# Skype in background = battery drain?



## yollim (Jan 28, 2010)

I have basic Skype on my iP4 so it has to be running for me to get a call etc... Is it just my imagination or does it use a lot of battery power just being logged in?


----------



## Trose (Feb 17, 2005)

Skype running the background is a huge battery drain. I always make sure to exit it unless I am specifically making or expecting a call through it

skype iphone battery drain - Google Search


----------



## groovetube (Jan 2, 2003)

yep.

One of the things I hate about the way iOS does multitasking. Having to double click the home button, hold down to get them jiggling, then shut it off.

bleh. C'mon apple...


----------



## hayesk (Mar 5, 2000)

groovetube said:


> yep.
> 
> One of the things I hate about the way iOS does multitasking. Having to double click the home button, hold down to get them jiggling, then shut it off.


The mere presence of icons there do not mean the app is running in the background. It may be, but not necessarily. Any recently used app will appear there, but they aren't all running.

To stop Skype from draining the background, just log out before leaving the app. That's it. Yes, it will appear in the recently used apps dock (when you double-click home) but it won't be running in the background.

This is why Apple is restrictive about what can multitask. Apps can easily drain the battery while multitasking. For Skype, the reason is that it's maintaining an open connection to their servers, and that uses power - especially while you're on WiFi.


----------



## groovetube (Jan 2, 2003)

thx, I understand that. but really when you quit an app, it should quit log out like a desktop.

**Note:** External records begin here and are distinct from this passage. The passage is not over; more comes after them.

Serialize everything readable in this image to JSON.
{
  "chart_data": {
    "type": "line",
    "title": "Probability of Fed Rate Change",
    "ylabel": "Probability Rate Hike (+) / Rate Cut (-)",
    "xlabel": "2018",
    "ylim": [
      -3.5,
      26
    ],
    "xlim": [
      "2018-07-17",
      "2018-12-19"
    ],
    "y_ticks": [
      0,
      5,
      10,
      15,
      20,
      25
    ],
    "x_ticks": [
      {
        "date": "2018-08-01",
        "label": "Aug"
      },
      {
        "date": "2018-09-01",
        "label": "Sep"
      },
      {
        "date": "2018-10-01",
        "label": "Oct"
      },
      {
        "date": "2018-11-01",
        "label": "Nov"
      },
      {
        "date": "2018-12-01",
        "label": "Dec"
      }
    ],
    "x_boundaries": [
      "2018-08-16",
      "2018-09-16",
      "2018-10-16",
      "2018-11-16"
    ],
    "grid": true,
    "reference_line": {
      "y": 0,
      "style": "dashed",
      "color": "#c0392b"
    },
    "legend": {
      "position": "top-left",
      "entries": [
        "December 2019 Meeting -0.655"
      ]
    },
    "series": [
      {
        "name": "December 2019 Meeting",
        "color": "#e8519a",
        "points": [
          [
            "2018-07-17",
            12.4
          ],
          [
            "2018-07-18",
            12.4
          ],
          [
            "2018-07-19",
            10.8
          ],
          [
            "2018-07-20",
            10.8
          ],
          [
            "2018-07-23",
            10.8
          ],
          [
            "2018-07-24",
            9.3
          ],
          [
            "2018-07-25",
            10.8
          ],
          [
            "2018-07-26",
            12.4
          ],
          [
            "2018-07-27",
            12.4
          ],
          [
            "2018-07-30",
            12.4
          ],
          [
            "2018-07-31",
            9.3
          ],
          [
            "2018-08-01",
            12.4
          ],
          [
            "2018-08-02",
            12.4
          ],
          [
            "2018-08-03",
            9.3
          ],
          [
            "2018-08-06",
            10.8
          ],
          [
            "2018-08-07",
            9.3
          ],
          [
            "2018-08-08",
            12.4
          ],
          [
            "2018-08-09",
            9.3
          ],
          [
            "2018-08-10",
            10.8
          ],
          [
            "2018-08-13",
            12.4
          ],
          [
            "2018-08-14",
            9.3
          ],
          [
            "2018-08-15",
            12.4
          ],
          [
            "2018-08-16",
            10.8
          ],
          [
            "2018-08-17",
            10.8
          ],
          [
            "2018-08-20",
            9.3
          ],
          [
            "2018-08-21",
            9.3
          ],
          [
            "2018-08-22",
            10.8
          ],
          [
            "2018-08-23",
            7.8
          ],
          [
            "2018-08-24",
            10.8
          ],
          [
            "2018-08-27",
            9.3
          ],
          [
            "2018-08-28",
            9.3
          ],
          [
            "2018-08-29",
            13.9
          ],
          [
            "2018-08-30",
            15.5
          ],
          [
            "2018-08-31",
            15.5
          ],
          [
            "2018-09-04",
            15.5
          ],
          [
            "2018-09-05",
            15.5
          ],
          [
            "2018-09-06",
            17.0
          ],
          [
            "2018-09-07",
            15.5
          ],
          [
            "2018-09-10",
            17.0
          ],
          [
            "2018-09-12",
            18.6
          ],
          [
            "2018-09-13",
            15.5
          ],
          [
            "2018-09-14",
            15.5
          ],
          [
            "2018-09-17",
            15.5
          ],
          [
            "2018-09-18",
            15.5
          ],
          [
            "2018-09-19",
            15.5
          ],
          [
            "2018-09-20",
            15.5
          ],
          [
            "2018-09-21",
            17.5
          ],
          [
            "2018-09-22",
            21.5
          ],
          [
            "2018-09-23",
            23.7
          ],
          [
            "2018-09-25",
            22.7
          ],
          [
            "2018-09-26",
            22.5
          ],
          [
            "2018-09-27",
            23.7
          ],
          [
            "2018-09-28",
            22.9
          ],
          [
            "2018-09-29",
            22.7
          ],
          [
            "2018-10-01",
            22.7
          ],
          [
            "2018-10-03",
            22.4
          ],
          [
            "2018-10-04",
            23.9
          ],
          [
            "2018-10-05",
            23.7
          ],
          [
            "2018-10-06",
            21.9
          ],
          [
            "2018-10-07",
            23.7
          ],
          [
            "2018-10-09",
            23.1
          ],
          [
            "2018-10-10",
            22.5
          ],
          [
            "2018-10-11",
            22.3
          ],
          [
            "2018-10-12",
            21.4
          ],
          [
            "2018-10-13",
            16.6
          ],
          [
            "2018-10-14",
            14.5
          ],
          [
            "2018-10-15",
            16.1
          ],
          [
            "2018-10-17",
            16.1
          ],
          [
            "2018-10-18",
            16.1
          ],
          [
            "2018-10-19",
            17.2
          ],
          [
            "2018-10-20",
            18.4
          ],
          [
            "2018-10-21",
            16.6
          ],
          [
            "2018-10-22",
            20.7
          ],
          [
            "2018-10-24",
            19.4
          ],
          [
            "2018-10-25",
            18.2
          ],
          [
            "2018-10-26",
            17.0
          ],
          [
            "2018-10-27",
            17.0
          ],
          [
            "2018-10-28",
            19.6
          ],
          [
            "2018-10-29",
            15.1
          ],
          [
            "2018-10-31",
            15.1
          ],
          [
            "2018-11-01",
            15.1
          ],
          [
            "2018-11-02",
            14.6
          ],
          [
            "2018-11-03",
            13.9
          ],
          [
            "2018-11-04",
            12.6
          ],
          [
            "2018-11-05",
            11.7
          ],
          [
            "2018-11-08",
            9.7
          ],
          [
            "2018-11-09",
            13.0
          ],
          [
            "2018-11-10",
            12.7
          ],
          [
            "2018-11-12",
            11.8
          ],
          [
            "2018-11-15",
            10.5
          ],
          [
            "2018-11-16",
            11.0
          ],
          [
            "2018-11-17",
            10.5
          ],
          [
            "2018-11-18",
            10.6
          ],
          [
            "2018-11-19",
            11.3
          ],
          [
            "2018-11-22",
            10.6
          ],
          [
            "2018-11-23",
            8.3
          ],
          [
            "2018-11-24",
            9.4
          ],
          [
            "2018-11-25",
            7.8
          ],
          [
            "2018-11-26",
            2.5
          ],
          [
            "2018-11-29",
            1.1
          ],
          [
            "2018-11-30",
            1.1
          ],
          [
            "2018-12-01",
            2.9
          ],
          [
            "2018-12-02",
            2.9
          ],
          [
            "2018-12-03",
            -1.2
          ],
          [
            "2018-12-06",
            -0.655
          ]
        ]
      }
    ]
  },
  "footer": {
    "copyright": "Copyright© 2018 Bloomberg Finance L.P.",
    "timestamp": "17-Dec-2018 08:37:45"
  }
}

But logging out is a good way too.


----------



## whatiwant (Feb 21, 2008)

groovetube said:


> yep.
> 
> One of the things I hate about the way iOS does multitasking. Having to double click the home button, hold down to get them jiggling, then shut it off.
> 
> bleh. C'mon apple...


I know, this is totally annoying. Not sure why they couldn't implement two ways of closing an app. Maybe: Reserve single click home button for multitask, double click and hold for app kill.


----------



## Paul82 (Sep 19, 2007)

I have to disagree that an app should log you out when quitting, I like the fact that the state of an app is saved and I can generally go back to where I was quickly and easily. This is doubly true for skype and any other messaging which you want to be able to leave the app and still receive messages.


----------



## kloan (Feb 22, 2002)

hayesk said:


> The mere presence of icons there do not mean the app is running in the background. It may be, but not necessarily. Any recently used app will appear there, but they aren't all running.
> 
> To stop Skype from draining the background, just log out before leaving the app. That's it. Yes, it will appear in the recently used apps dock (when you double-click home) but it won't be running in the background.
> 
> This is why Apple is restrictive about what can multitask. Apps can easily drain the battery while multitasking. For Skype, the reason is that it's maintaining an open connection to their servers, and that uses power - especially while you're on WiFi.


I changed the setting for Skype to log out when I closed the app and it didn't do a thing to improve battery life. No matter what, if I don't manually quit the app from the multitask bar, it drains my battery.


----------



## Digikid (Jun 22, 2010)

groovetube said:


> yep.
> 
> One of the things I hate about the way iOS does multitasking. Having to double click the home button, hold down to get them jiggling, then shut it off.
> 
> bleh. C'mon apple...


It is not "true" multitasking at all that iOS does.

However I agree with you.


----------



## yollim (Jan 28, 2010)

hayesk said:


> To stop Skype from draining the background, just log out before leaving the app. That's it. Yes, it will appear in the recently used apps dock (when you double-click home) but it won't be running in the background.


If I logout but leave Skype in multitask, then I can't receive calls. Completely defeats the purpose of letting it be down there, no? What functionality is there to have Skype running but logged out? Am I not understanding something?


----------